I have been learning dbt recently and wanted to get a better understanding of data warehousing methodologies. Two of the most well-known ones are the Kimball and Inmon approaches. In this post, I will explain the key differences between the two and why Kimball is generally considered better for analytics.
Kimball (Dimensional Modeling)
Kimball’s approach uses a star schema with two main types of tables:
- Fact Tables: Store measurable events (sales amount, quantity sold, order totals). These are the “what happened” of your business.
- Dimension Tables: Store descriptive context (customer info, product details, dates). These answer “who, what, where, when.”
The star schema looks like this:
dim_customers
|
|
dim_products -- fact_sales -- dim_time
|
|
dim_locations
Example tables:
| fact_sales | ||||
|---|---|---|---|---|
| date_key | customer_key | product_key | quantity | sales_amount |
| 20240115 | 101 | 42 | 2 | 59.98 |
| dim_customers | ||
|---|---|---|
| customer_key | name | city |
| 101 | Alice | Houston |
| dim_products | |||
|---|---|---|---|
| product_key | product_name | category | price |
| 42 | Widget A | Gadgets | 29.99 |
| dim_date | ||
|---|---|---|
| date_key | date | month |
| 20240115 | 2024-01-15 | January |
Sample query - “Total sales by city by category”:
SELECT dc.city, dp.category, SUM(fs.sales_amount) AS total_sales
FROM fact_sales fs
JOIN dim_customers dc ON fs.customer_key = dc.customer_key
JOIN dim_products dp ON fs.product_key = dp.product_key
GROUP BY dc.city, dp.category;
4 tables, 2 joins, reads like English, and business-user friendly!
Inmon (3rd Normal Form)
Inmon’s approach uses a 3rd Normal Form (3NF) structure, focusing on data integrity and reducing redundancy.
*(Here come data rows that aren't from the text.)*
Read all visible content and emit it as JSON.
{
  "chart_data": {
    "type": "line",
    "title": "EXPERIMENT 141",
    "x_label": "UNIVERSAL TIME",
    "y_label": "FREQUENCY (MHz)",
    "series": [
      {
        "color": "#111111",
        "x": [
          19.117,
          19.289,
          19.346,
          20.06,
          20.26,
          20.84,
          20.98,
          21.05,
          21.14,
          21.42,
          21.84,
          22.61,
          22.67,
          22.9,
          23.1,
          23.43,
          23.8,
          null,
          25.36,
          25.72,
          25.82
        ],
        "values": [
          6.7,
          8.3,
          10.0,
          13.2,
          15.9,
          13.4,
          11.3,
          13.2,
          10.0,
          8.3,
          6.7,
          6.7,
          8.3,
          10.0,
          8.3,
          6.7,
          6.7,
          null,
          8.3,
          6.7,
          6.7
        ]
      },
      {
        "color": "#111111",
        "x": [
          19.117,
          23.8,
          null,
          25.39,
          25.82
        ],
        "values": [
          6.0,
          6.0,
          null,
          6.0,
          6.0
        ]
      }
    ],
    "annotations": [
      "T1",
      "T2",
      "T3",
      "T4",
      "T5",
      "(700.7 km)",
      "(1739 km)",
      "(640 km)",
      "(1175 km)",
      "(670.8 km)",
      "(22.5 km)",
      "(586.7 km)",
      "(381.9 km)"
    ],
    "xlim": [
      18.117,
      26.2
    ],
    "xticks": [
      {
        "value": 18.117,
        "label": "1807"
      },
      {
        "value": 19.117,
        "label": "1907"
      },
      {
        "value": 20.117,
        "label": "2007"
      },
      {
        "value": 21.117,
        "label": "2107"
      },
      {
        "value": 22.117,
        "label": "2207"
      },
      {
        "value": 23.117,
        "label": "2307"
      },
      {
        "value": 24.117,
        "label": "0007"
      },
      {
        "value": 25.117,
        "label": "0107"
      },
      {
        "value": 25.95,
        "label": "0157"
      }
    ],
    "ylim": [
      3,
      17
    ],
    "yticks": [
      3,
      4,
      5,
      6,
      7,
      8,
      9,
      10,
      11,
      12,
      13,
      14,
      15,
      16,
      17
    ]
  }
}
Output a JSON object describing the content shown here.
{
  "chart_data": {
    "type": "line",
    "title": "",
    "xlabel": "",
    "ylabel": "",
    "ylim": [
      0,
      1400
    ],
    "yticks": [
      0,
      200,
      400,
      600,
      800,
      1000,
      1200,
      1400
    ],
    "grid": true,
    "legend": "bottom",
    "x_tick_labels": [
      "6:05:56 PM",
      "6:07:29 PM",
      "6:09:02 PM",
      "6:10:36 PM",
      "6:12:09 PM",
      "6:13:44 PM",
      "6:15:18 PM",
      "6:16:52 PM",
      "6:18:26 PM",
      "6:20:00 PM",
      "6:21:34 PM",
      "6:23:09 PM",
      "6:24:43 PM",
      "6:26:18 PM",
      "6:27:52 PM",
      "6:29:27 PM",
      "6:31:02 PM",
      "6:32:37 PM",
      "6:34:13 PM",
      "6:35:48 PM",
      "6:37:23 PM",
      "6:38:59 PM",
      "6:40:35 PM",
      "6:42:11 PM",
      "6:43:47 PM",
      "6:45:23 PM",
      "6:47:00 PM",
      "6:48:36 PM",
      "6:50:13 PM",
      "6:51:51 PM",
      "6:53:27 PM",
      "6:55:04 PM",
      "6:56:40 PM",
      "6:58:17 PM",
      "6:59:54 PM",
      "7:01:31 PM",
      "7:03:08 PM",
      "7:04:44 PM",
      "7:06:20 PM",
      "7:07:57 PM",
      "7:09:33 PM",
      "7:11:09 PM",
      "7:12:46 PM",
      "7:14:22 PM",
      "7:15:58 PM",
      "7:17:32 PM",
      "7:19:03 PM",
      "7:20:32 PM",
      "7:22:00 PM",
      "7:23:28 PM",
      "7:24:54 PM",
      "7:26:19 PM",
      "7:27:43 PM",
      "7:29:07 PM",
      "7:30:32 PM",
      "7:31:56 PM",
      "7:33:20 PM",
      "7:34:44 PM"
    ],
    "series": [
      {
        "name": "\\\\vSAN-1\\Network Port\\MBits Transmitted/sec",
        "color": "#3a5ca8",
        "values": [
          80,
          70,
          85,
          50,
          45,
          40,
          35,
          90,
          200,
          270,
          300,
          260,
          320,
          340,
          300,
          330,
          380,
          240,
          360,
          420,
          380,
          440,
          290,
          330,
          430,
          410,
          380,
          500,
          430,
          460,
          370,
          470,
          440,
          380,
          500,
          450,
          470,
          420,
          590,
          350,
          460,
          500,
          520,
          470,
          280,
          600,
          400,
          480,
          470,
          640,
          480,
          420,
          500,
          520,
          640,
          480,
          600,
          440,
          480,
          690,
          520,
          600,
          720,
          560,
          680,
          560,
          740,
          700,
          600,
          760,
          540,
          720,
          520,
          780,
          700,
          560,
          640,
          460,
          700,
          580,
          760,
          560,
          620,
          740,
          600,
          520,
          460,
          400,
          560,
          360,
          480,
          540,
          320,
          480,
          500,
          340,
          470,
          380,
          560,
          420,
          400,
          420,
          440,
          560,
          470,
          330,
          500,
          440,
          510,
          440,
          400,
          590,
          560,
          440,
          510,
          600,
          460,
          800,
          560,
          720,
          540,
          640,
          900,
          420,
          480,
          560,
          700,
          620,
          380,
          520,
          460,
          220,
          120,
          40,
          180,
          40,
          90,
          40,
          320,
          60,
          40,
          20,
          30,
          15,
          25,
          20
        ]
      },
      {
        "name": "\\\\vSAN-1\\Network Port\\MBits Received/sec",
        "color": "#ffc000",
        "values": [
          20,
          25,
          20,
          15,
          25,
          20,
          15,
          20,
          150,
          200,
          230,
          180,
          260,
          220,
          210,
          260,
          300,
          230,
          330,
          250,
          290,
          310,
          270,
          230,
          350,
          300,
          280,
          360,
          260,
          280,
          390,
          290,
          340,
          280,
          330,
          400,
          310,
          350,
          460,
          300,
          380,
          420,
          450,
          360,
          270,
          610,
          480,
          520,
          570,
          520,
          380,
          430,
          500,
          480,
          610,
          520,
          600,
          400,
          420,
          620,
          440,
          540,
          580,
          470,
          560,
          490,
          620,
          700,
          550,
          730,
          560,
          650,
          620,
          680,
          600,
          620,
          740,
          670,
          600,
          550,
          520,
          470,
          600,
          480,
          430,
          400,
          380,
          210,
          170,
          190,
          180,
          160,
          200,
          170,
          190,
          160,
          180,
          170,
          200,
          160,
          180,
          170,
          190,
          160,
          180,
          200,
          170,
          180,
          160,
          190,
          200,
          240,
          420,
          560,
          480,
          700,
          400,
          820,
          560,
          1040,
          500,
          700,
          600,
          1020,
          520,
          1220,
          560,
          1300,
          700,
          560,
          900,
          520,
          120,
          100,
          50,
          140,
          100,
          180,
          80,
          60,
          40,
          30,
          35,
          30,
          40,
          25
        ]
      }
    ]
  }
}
The data is organized into many related tables, which can make querying more complex.
The 3NF schema looks like this:
customers categories
| |
v v
orders products
| |
+-----> order_lines <----+
Example tables:
| customers | ||
|---|---|---|
| customer_id | name | city |
| 101 | Alice | Houston |
| products | ||
|---|---|---|
| product_id | product_name | category_id |
| 42 | Widget A | 1 |
| categories | |
|---|---|
| category_id | category_name |
| 1 | Gadgets |
| orders | ||
|---|---|---|
| order_id | customer_id | order_date |
| 1001 | 101 | 2024-01-15 |
| order_lines | ||||
|---|---|---|---|---|
| order_line_id | order_id | product_id | quantity | unit_price |
| 1 | 1001 | 42 | 2 | 29.99 |
Sample query - “Total sales by city by category”:
SELECT c.city, cat.category_name, SUM(ol.quantity * ol.unit_price) AS total_sales
FROM order_lines ol
JOIN orders o ON ol.order_id = o.order_id
JOIN customers c ON o.customer_id = c.customer_id
JOIN products p ON ol.product_id = p.product_id
JOIN categories cat ON p.category_id = cat.category_id
GROUP BY c.city, cat.category_name;
5 tables, 4 joins, more complex and harder for business users to understand.
Key Differences
| Aspect | 3NF | Dimensional |
|---|---|---|
| Goal | Data integrity | Query simplicity |
| Redundancy | Minimal | Intentional |
| Joins | Many | Few |
| Primary Users | Engineers | Analysts |
| Typical Layer | Central warehouse | Data marts |
The fundamental distinction: In 3NF, relationships describe how entities depend on each other. In a star schema, relationships exist only to describe facts.
Why Kimball is Better for Analytics
- Simplicity: Kimball’s star schema is easier to understand and query, making it more accessible for analysts and business users.
- Performance: Fewer joins in Kimball’s model often lead to faster query performance.
- Business Focus: Kimball’s approach is designed with business questions in mind, making it more aligned with analytics needs.
- Flexibility: Dimensional models can be more easily adapted to changing business requirements.